The boss pushed that part of it aside abruptly, as he always does when he has got hold of the gist of a thing.

"Now, about my staff," he said. "It's open gossip all over the West that the P. S. L. is officered by a lot of dummies and place-hunters and relatives. I'll have to clean house."

"Go to it; that is a part of your 'free hand.' Have you the material to draw from?"

"I know a few good men, if I can get them," said the boss thoughtfully. "There is Upton Van Britt; he was the only millionaire in my college, and he is simply a born operating chief. If I can persuade him to store his autos and lay up his yacht and sell off his polo ponies – I'll try it, anyhow. Then there is Charlie Hornack, who is the best all-around traffic man this side of the Missouri – only his present employers don't seem to have discovered it. I can get Hornack. The one man I can't place at sight is a good corporation counsel. I'm obliged to have a good lawyer, Uncle John."

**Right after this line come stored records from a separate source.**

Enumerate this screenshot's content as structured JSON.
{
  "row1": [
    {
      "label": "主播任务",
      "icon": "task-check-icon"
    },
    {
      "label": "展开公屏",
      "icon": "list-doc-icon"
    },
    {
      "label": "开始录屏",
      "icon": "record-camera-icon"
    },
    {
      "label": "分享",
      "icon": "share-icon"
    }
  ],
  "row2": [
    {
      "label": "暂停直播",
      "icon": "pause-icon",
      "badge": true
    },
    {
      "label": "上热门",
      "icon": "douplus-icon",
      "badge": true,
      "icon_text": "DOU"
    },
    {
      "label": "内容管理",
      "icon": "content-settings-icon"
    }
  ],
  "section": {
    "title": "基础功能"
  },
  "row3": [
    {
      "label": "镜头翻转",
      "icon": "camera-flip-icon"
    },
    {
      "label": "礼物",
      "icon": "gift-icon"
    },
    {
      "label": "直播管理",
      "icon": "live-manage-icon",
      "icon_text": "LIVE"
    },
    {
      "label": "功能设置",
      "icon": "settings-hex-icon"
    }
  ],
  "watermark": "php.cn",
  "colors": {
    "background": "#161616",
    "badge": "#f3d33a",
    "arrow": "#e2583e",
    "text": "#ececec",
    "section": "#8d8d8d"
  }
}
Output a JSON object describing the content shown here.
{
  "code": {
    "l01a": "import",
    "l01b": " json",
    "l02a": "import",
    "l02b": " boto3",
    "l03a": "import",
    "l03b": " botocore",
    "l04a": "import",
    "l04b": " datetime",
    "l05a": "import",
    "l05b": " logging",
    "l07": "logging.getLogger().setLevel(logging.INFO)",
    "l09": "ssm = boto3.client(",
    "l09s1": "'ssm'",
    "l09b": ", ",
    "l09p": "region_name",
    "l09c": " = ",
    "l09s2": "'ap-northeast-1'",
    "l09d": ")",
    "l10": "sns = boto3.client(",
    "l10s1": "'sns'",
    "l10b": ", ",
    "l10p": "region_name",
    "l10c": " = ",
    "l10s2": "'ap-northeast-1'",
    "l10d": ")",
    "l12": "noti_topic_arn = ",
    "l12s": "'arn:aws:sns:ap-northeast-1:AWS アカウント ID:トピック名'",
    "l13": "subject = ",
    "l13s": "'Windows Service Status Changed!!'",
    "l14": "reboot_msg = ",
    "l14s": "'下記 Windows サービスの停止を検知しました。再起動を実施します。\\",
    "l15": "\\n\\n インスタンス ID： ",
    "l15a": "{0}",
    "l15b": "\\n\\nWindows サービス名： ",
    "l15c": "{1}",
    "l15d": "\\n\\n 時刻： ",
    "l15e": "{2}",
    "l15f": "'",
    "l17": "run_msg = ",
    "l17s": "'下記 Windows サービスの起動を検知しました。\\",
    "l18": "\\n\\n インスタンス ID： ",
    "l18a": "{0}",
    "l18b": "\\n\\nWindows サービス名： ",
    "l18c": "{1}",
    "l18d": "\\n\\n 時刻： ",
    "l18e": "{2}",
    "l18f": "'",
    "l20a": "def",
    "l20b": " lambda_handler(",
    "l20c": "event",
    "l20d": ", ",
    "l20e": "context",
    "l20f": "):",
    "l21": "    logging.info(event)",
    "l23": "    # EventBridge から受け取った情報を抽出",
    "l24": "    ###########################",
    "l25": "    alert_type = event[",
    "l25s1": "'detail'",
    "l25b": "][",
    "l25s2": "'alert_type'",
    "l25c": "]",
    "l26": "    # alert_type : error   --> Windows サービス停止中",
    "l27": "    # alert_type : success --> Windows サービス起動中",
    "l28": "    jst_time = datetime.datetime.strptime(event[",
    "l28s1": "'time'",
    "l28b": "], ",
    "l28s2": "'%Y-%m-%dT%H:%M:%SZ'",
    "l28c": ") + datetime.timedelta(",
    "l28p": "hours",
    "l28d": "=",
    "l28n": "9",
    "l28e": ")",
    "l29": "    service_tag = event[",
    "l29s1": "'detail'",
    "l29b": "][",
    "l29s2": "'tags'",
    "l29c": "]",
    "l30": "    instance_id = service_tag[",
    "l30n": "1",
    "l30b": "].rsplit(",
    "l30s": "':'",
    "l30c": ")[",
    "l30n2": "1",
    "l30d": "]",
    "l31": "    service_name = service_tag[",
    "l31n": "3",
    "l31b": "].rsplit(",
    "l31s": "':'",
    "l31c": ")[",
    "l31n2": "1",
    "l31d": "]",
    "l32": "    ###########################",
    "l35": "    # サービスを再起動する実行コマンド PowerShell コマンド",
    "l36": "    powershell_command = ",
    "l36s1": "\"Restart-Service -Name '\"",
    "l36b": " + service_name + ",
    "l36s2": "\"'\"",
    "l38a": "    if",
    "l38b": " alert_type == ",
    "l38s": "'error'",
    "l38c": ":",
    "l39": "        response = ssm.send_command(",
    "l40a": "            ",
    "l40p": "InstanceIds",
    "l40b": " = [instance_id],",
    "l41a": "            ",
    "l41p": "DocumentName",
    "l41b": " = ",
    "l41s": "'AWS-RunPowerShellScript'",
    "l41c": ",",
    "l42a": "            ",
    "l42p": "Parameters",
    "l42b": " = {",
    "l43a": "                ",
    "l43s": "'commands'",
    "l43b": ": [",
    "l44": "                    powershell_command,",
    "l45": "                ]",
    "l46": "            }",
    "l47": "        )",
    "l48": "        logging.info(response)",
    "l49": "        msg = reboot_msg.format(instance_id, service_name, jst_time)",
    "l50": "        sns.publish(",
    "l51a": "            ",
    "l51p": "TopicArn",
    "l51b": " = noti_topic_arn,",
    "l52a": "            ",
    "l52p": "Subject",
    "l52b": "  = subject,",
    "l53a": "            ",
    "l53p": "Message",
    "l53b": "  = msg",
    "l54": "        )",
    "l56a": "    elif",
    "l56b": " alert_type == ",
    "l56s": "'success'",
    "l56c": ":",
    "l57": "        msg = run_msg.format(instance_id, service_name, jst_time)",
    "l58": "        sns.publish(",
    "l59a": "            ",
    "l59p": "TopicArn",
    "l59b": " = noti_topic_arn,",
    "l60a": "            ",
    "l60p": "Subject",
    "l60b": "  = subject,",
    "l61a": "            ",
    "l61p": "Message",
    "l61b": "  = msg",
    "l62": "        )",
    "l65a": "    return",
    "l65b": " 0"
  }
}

"I have the man for you, if you'll take him on my say so; a young fellow, named Ripley who has done some corking good work for me in Chicago. I'll wire him, if you like. Now a word or two about this local graft we touched upon last night. I don't know the ins and outs of it, but people here will tell you that a sort of holding corporation, called Red Tower Consolidated, has a strangle grip on this entire region. Its subsidiary companies control the grain elevators, the fruit packeries, the coal mines and distributing yards, the timber supply and the lumber yards, and even have a finger on the so-called independent smelters."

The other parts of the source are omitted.